Son long silence n’a pas été interrompu par celle qui a suffisamment de compétence pour respecter le processus qui se déroule dans l’âme du rêveur. Aussi n’est-elle pas surprise par la question qui suit.

– Le monstre, qui est-il ?

– Je ne peux que vous poser la même question, Giovanni. Les rêves sont construits sur les émotions récemment ressenties. Avez-vous eu l’impression de découvrir un aspect de vous qui vous a fait peur car vous ne l’aviez encore jamais rencontré ? Avez-vous eu un comportement que vous condamnez aujourd’hui ? Etes-vous effrayé de constater que vous êtes capable d’actes répréhensibles ? Je ne veux pas vous juger, vous savez, mais votre rêve semble le dire. Le monstre qui vous fait si peur se cache à l’intérieur de vous. Et si vous apprenez à le reconnaître, il deviendra moins dangereux. Aussi longtemps que vous n’êtes pas conscient de sa puissance, il agira dans l’ombre et vous dévorera. Lorsqu’elle se tait, le chanteur est accablé. Il constate qu’elle le soupçonne d’ignominies et en déduit que si elle a de lui une opinion si négative, il n’a aucune raison de poursuivre avec elle une relation vouée à l’échec.

– Elle tient ce côté méprisant et supérieur de son père, conclut-il. Elle n’est pas seulement la fille de Chantal mais aussi celle de cet homme qui ne recule devant rien pour arriver à ses fins. Et bien, maintenant, allez-y Docteur Marcau ! Là où vous êtes, vous ne pouvez plus nuire à personne !
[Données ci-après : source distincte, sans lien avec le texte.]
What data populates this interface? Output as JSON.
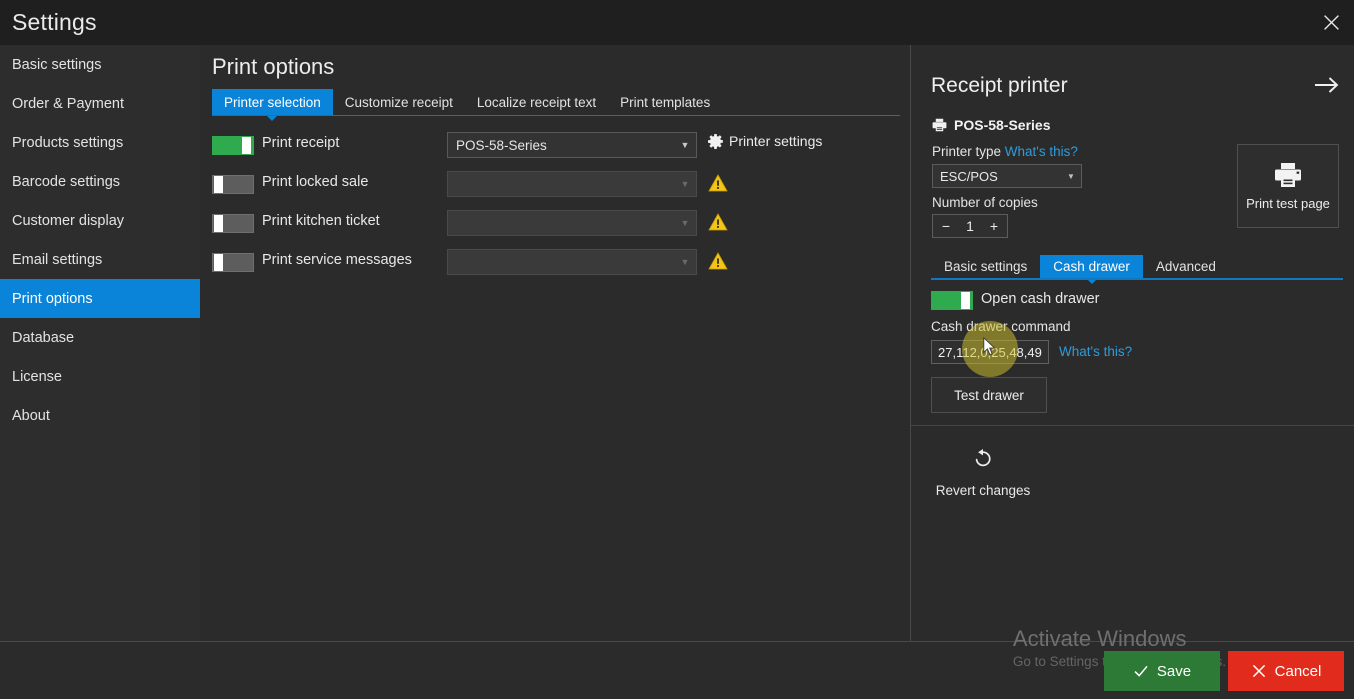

A cette minute précise, les questions de la jeune femme prennent une brûlante actualité et les réponses sont d’une brutale évidence. Quelle est cette force maléfique qui l’a poussé à faire interner celui dont le talent unique a sauvé une famille du désespoir et de la mort ? Celui qui a redonné à un enfant une vie qui allait lui être ôtée? Quel plaisir monstrueux et primitif a-t-il ressenti en savourant à l’avance les tourments dans lesquels il a subtilement plongé le responsable de son malheur passé mais aussi de son bonheur d’aujourd’hui ? Il est atterré par la honte qui l’étreint face à ce comportement démoniaque, lui qui s’est toujours considéré comme un être de paix et de lumière. Incapable de répondre à la jeune femme dont il se sent à nouveau si proche, Giovanni marmonne quelques mots incompréhensibles :

– Pas réalisé ce que je faisais, hôpital.. opération… Daniel….merci Violette. Tu m’as beaucoup aidée. Sans toi je n’aurais pas pu chanter ce soir. Je t’embrasse très fort. Et il raccroche le téléphone. Abasourdie mais bien consciente du bouleversement provoqué par ses questions, Violette décide de laisser passer un peu de temps avant de rappeler. Elle a compris que le chanteur doit donner un récital et ne le dérangera plus.